New York—Taiwanese passport holder and Falun Gong practitioner Ms. Shao Yuhua was abducted by Chinese security agents on July 31, while visiting relatives in China’s Henan province and has not been heard from since. The Falun Dafa Information Center fears that she is at grave risk of torture and calls on the Taiwanese government to do its utmost to ensure Ms. Shao’s immediate release and safe return to Taiwan.

Ms. Shao, 56, was born in Nanyang, Henan province, but obtained a Taiwanese passport after marrying a Taiwanese citizen and resides in HsinChu Prefecture. She learned Falun Gong in Taiwan and has practiced it since December 2007. In early July, Ms. Shao traveled back to Nanyang with her 10-year-old daughter in order to visit her sister.

In the early morning of July 31, Ms. Shao reportedly received a phone call at her sister’s home from an unknown man requesting that she come downstairs. After she went down she did not return and has not been heard from since.

“Ms. Shao had simply gone home to visit family and was abducted,” says Falun Dafa Information Center spokesperson Gail Rachlin. “Her case clearly demonstrates how anyone known to the authorities to be a Falun Gong practitioner is at risk, regardless of what passport they may hold.”

Later that same morning, several men identifying themselves as agents from the State Security Bureau entered Shao’s sister’s home and confiscated all of her belongings, including her luggage, money, and Taiwanese passport. Shao’s family members were reportedly told by security agents that the reason for her detention was her identity as a Falun Gong practitioner.

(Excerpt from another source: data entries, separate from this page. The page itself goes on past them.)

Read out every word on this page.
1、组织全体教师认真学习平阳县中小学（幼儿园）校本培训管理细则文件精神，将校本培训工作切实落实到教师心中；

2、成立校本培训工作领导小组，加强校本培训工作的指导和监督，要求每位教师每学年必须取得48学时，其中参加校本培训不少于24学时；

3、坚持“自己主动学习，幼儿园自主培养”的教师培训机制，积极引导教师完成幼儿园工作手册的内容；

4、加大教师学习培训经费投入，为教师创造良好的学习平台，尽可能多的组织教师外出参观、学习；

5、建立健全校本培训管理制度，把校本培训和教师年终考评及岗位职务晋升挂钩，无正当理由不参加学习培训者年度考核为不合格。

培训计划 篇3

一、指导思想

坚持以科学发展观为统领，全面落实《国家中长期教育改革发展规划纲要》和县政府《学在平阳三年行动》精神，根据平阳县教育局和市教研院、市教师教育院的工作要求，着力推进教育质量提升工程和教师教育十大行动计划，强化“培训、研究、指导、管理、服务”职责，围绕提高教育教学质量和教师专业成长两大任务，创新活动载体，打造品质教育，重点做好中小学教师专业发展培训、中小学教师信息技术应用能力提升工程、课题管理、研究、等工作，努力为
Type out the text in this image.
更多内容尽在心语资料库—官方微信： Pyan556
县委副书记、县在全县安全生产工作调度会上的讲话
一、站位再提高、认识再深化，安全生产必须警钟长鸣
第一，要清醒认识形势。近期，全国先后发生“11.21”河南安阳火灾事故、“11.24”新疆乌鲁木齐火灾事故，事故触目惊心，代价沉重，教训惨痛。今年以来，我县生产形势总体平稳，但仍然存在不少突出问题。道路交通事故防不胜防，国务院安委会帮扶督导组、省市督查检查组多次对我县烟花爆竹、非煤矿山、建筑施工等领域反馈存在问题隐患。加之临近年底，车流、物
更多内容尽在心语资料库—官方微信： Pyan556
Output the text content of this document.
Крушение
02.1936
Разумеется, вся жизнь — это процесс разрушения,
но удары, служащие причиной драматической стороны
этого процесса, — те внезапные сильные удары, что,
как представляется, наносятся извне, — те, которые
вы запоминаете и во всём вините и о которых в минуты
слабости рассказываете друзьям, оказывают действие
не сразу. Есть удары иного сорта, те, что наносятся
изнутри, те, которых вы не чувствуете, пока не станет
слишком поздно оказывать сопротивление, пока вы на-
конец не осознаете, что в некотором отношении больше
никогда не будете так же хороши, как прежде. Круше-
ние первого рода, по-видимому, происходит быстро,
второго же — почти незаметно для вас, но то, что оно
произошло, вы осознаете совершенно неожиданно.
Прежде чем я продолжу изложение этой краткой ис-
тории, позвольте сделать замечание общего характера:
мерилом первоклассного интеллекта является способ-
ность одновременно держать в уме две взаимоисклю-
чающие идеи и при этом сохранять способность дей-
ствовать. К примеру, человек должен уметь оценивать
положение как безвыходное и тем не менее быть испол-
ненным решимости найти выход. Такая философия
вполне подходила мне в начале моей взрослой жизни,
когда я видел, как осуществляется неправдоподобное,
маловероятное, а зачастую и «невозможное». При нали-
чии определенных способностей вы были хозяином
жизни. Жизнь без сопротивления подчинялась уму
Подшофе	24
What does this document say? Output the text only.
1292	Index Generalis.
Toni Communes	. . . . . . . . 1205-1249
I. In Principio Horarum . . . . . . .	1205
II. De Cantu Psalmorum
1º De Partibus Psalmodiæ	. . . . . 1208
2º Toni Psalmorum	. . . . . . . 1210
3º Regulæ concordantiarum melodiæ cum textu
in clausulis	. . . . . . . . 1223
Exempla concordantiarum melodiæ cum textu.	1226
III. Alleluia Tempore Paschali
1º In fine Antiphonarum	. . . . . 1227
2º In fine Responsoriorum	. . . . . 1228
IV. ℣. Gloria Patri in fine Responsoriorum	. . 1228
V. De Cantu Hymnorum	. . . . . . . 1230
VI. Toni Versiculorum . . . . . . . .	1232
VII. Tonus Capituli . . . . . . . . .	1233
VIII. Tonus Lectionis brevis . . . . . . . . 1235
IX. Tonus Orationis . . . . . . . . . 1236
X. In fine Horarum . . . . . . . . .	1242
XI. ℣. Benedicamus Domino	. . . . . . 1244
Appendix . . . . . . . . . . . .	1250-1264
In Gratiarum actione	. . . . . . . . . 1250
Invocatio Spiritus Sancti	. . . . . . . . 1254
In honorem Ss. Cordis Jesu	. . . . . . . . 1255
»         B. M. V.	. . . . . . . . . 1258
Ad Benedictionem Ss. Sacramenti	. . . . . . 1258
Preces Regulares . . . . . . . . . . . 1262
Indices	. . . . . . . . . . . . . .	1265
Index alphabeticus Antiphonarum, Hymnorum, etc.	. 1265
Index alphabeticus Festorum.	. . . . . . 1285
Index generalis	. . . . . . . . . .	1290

It is unclear how the Chinese authorities became aware that Ms. Shao practiced Falun Gong. According to friends in Taiwan, she had mentioned in passing during a phone conversation several days before her abduction that she had been doing the Falun Gong exercises and reading Falun Gong books privately at home. Her family suspects that the phone call may have been monitored by security forces, triggering her abduction.

“We urge Taiwanese authorities to investigate her whereabouts and secure her immediate and unconditional release,” says Rachlin.

Although Falun Gong is banned and brutally persecuted in Mainland China, it is freely and widely practiced in Taiwan. The U.S. State Department 2008 Religious Freedom Report on Taiwan estimated that 600,000 people practiced Falun Gong. Over 850 practice sites exist across the island and several Falun Gong summer retreats, endorsed by the board of education, have been organized in recent years to introduce the principles of the practice to teachers as part of their continuing education. (For more details see: “What a Difference a Strait Makes”)

Shao’s abduction is not an isolated case. In recent years, several Taiwanese Falun Gong practitioners have been detained in China and subject to interrogation and abuse in an effort to extract information from them about the group’s activities in Taiwan or recruit them as future spies to relay details to the Chinese authorities upon their return to Taiwan. In January 2004, Ms. Li Xinju was held for 96-hours while visiting her hometown in Jiangxi province. In October 2003, Mr. Lin Xiaokai was detained for over ten days while visiting friends in China.